A BRIEF HISTORY
THE HARRIMAN INSTITUTE, the first academic center in the United States devoted to the interdisciplinary study of Russia and the Soviet Union, was founded in 1946, with the support of the Rockefeller Foundation, as the Russian Institute. The goals of the new regional institute, as stated in the proposal to the Rockefeller Foundation, were viewed to be twofold: “First, the direct advancement of knowledge in the Russian field through the coordinated research work of faculty and students; and secondly, the training of these students… as American specialists who will subsequently do work of authority and influence in the Russian field.” Although the Institute’s geographical purview has grown to encompass all the states of the former Soviet Union and the post-socialist states, the Institute has remained true to its overall objectives of teaching and research.
In 1982, the Russian Institute became the W. Averell Harriman Institute for the Advanced Study of the Soviet Union, in recognition both of Governor Harriman’s generous endowment of the Institute and his lifetime of distinguished service. As Governor Harriman stated in the announcement of the establishment of the Harriman Institute: “My objective is very clear: I want to stimulate and encourage the advanced study of Soviet affairs. To base policy on ignorance and illusion is very dangerous. Policy should be based on knowledge and understanding.”

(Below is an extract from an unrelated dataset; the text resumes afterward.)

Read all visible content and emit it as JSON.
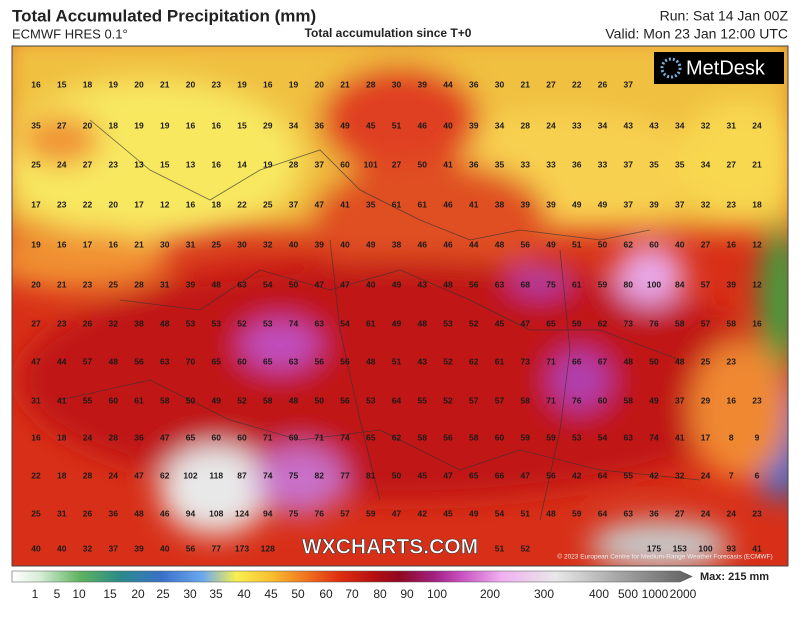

In 1992, following the collapse of the USSR, the Institute officially expanded its focus to encompass all the states of the former Soviet Union and Eastern Europe and adopted the name of the Harriman Institute. In 1997, the Harriman and East Central European Institutes united to promote comparative scholarly knowledge and public understanding of the complex and changing polities, economies, societies, and cultures of the area between Germany and the Pacific Ocean.